Watch This offers movie recommendations inspired by new releases, premieres, current events, or occasionally just our own inscrutable whims. This week: The Academy Awards are Sunday, so we’re looking back on times when an actor was nominated for the wrong film—and on the performances they should have been nominated for the same year.
It’s not hard to understand why Jack Nicholson won Best Actor for his role in Milos Forman’s One Flew Over The Cuckoo’s Next. By the mid-’70s, the Academy was already overdue to honor an artist who had quickly become one of the most iconic actors of his generation. What’s more, Cuckoo’s Nest is a terrific picture, an ideal pairing of performer and material, electrifying and entertaining in equal measure.
But that’s also kind of the point: Can you really picture anyone else playing McMurphy? It’s a role Nicholson was born to play, perfectly calibrated to his live-wire, movie-star magnetism. And that’s also why it’s not as impressive an achievement as his other major role that year: the lead in Michelangelo Antonioni’s The Passenger. In Cuckoo’s Nest, all Nicholson had to be was Jack Nicholson, movie star. It wasn’t exactly a stretch. In the hands of the Italian arthouse provocateur, however, the star power disappears; in its place is a mesmerizing portrait of a man out of his depth—a situation in which Nicholson rarely found himself, either on screen or off.
His David Locke isn’t exactly a man happy with himself. Ten minutes into The Passenger, the television journalist, in northern Chad to complete a documentary, is stranded in the desert by a car that’s broken down—and Locke breaks down with it, raging in frustration and crying in futility. As we soon learn that his disenchantment runs deeper than his current predicament, straight through to his lot in life. Walking back to his hotel, Locke discovers that another guest, a wealthy world traveler named David Robertson with whom he struck up an acquaintance, has died of a heart attack. Locke makes an impulsive decision: As the two men look somewhat alike, he’ll steal Robertson’s identity and fake his own death, assuming the mysterious businessman’s life and belongings. Even after he learns Robertson was an underground arms dealer, funneling weapons to the resistance fighters in Chad’s civil war, he can’t seem to stop himself from following his dangerous itinerary, as though drawn ineluctably into the fate of the man whose life he’s stolen.
What makes Nicholson so effective in the role is the way the actor smothers his traditional confidence-man charisma, just as the character of Locke is desperately wishing he could summon the same. It’s a deeply reactive performance, as Locke becomes Robertson and slowly, cautiously starts to observe all the little elements of this enigmatic man’s life. Here’s someone so desperate to escape his home, his marriage, and his career that he throws himself into a stranger’s existence, letting friends and family alike think he’s dead, without so much as a second consideration. Yet in the film’s steady, methodical unfolding, the past is never done with Locke; any time he starts to think he can settle comfortably into his new future, another colleague or loved one turns up searching for the man he’s impersonating, hoping “David Robertson” can shed some light on Locke’s final days.

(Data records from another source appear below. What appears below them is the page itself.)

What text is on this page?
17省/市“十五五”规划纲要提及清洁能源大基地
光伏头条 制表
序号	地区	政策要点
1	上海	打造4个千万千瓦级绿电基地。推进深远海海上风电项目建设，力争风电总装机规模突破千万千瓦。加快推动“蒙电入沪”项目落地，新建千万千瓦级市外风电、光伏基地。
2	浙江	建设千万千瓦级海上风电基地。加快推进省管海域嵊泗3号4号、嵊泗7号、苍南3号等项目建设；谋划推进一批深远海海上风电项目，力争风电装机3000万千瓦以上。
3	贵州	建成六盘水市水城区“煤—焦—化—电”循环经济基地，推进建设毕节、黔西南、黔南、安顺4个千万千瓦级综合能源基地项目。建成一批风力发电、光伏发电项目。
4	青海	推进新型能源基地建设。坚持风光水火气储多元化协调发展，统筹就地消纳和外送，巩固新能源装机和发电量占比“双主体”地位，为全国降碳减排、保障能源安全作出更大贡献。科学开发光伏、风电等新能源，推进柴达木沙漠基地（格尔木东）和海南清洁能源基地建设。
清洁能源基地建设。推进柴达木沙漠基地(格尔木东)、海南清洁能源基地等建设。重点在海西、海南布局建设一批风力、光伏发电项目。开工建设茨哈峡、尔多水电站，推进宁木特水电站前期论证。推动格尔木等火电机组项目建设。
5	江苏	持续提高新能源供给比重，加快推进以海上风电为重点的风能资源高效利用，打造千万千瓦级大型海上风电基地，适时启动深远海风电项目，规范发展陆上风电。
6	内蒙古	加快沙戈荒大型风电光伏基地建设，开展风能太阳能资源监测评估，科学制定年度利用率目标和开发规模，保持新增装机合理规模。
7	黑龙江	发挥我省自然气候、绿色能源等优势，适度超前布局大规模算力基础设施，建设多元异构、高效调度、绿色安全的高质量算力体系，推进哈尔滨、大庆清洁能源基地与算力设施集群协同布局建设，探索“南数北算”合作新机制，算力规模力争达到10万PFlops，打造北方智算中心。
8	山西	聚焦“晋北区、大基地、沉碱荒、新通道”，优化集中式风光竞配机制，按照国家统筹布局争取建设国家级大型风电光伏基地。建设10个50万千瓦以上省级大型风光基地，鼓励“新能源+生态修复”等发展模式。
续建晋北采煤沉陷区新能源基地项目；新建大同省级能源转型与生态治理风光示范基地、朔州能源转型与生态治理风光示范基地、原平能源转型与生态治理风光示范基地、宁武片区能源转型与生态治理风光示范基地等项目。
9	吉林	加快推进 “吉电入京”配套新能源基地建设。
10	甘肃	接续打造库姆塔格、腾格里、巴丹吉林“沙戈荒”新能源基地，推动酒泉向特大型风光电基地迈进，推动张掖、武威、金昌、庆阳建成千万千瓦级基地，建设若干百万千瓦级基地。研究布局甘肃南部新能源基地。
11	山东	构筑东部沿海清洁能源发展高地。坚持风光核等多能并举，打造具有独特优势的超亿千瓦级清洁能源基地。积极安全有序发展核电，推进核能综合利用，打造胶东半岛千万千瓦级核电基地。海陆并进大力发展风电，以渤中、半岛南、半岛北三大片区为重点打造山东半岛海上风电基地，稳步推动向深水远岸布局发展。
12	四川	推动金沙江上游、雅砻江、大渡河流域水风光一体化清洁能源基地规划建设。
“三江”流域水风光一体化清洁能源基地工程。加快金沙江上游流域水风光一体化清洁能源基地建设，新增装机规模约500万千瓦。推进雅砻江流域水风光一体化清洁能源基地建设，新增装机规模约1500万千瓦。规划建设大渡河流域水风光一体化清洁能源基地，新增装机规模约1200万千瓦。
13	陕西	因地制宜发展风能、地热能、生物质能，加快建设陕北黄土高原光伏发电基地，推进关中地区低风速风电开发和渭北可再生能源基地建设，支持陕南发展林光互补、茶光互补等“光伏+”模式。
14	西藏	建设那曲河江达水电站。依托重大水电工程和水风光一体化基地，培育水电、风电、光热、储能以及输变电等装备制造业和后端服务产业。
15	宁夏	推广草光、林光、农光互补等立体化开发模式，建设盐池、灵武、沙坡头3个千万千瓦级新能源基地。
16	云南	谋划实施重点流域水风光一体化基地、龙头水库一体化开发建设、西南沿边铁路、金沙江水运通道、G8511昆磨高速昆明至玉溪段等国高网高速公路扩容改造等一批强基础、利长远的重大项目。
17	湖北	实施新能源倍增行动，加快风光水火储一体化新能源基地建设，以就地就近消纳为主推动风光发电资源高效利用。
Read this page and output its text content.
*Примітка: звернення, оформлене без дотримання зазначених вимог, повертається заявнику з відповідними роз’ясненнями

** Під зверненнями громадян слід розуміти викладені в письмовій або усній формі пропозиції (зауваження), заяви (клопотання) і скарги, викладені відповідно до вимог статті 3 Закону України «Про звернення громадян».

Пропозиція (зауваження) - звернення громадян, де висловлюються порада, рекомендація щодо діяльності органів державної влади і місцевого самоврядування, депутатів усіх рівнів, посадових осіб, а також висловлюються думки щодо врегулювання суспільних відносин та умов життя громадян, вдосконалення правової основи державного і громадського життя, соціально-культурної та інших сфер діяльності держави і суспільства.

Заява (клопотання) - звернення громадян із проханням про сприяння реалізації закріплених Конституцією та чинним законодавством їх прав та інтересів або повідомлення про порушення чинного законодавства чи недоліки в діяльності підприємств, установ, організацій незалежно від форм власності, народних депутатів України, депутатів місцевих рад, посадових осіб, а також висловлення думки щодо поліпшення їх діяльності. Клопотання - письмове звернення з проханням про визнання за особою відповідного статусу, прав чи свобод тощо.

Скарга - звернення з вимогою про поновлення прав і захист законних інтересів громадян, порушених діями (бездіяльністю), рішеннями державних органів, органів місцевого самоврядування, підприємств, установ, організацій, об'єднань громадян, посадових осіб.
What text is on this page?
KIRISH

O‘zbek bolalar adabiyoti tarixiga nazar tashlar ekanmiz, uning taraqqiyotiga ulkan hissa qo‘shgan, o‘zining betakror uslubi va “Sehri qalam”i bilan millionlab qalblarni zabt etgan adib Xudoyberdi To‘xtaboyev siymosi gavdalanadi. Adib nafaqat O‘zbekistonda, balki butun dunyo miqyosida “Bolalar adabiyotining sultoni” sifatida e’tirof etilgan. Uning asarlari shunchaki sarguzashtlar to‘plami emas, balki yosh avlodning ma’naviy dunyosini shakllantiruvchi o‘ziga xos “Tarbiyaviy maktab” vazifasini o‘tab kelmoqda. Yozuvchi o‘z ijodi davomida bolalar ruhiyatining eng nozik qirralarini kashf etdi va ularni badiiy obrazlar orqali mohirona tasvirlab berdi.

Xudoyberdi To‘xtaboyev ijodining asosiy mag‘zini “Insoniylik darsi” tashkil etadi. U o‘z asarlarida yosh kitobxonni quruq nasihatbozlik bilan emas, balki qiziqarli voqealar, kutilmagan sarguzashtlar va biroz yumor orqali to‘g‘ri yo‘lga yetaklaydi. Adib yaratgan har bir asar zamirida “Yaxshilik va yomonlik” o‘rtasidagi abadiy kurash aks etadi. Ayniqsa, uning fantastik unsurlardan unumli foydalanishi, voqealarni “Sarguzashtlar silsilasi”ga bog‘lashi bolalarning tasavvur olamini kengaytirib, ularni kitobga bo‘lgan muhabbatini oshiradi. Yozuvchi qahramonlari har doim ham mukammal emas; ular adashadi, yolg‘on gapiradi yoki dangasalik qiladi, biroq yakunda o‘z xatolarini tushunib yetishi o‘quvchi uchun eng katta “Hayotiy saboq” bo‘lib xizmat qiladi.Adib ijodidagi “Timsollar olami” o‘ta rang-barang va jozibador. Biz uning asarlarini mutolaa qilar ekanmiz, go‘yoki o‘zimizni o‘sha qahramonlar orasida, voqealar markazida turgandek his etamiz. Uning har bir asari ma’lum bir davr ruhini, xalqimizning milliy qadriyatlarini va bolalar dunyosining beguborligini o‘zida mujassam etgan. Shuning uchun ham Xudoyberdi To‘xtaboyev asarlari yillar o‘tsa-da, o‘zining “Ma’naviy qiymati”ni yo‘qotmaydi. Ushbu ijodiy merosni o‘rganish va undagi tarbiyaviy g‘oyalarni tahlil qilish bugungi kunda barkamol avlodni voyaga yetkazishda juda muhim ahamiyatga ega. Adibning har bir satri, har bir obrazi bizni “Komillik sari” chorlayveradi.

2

It’s the ultimate irony of his gambit: By becoming the one person who can connect Locke’s life to his death, he’ll never be free of the past he tries so frantically to escape.
Antonioni lets Nicholson disrupt shot after shot, moving in and out of frame to emphasize how disjointed and fractured his character’s life is, and how even the radical act of becoming another person can’t fix that problem. Despite the gun-running subplot, the film is slowly paced and sharply focused on Locke’s impossible wanderlust, whether cluelessly following the travel plans previously made by Robertson or striking up a relationship with an equally dissatisfied architecture student (Maria Schneider). Yet the theme of alienation is brought into ever-starker relief by Antonioni’s locations, through gorgeous old international settings—Munich, London, Barcelona—whose deep roots and identities highlight the fragility of Locke’s own. By the bravura penultimate shot (one of the the great camerawork tricks of the era, so memorable that it’s often misidentified as the final shot), Antonioni has offered one of his finest explorations of a long-running obsession: Can we ever really know someone, even ourselves? It’s an idea richly underscored by Nicholson, departing from the version of himself the world had gotten to know.
Availability: The Passenger is available to purchase digitally from VUDU.